Three Groundwork Trusts—Groundwork Buffalo, Groundwork New Orleans, and Groundwork Somerville—are recipients or project partners on recently announced National Fish and Wildlife Foundation (NFWF) grants to restore wildlife habitat and urban waters in 27 states and the District of Columbia. The 65 grants, totaling $2.5 million, were awarded through NFWF’s Five Star and Urban Waters Restoration Program to support projects that develop community stewardship of natural resources and address water quality issues in priority watersheds across the country. Grantees have committed an additional $5.2 million in local project support, generating a total conservation investment of more than $7.6 million.
The 2017 grant winners were selected from a highly competitive pool of more than 250 applications. The projects that earned grant awards involve a high level of partnership between local government agencies, elected officials, community groups, businesses, schools, and environmental organizations. A full list of 2017 projects is available here.
In New York, Groundwork Buffalo is partnering with the Iroquois National Wildlife Refuge to engage youth in learning about native habitats, water systems, and waterway connectivity, while working on habitat restoration projects such as invasive species removal, water culvert assessments, and a half-acre stormwater management and beautification demonstration project. Working with Iroquois National Wildlife Refuge, Michigan Street African American Heritage Corridor, Friends of Iroquois National Wildlife Refuge, Great Lakes Experience, and other project partners, Groundwork Buffalo will engage urban conservationists in revitalizing parts of Buffalo within Willert Park and a portion of the adjacent Central Business District.
In Louisiana, Groundwork New Orleans will implement rain garden projects in underserved New Orleans neighborhoods by installing four rain gardens, planting 100 trees and native vegetation, and identifying and implementing other best management practices to mitigate flooding in communities. Additionally, the program will implement a trash and litter prevention campaign and provide youth with hands-on green infrastructure skills and job training and mentorship opportunities. Project partners include Global Green, Batture, LLC, GAEA Consultants, the Network for Economic Opportunity, and others.

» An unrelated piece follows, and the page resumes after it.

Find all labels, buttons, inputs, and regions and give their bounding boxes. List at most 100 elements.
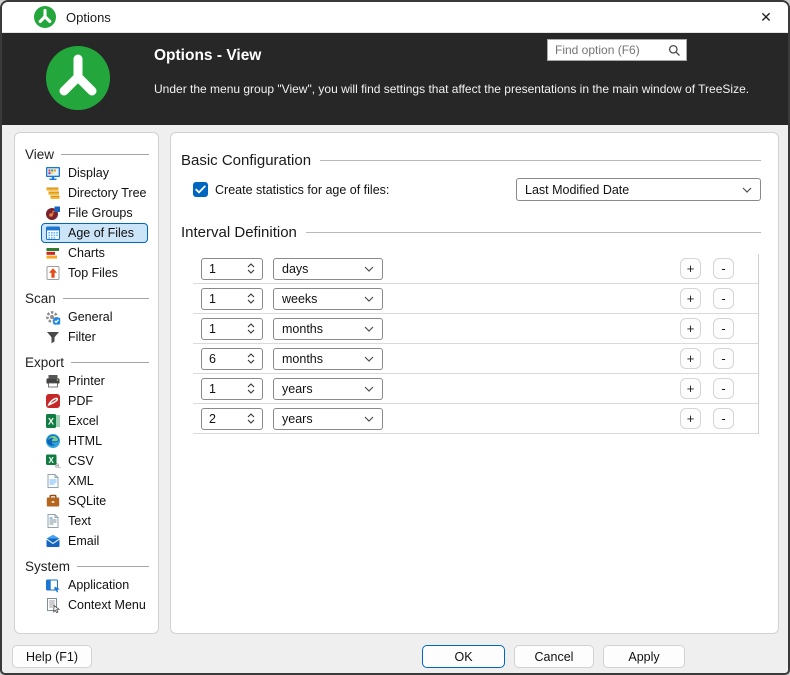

In Massachusetts, the Mystic River Watershed Association (MWRA) has been awarded a NFWF grant to organize a comprehensive tree planting and maintenance project to increase tree planting, mitigate stormwater runoff, and improve habitat in Somerville. Along with project partners Groundwork Somerville, East Somerville Main Streets, the City of Somerville, Somerville Climate Action, Partners Healthcare, and The Nature Conservancy, MWRA will involve 160 community members in planning for tree plantings and apply GIS and other analytical tools to identify sites that promise the best results in energy reduction, stormwater benefit, and habitat improvement. Through this partnership the Groundwork Somerville Green Team will participate in several invasive species removal events, as well as provide support for activities to map the extent of invasive species in Somerville.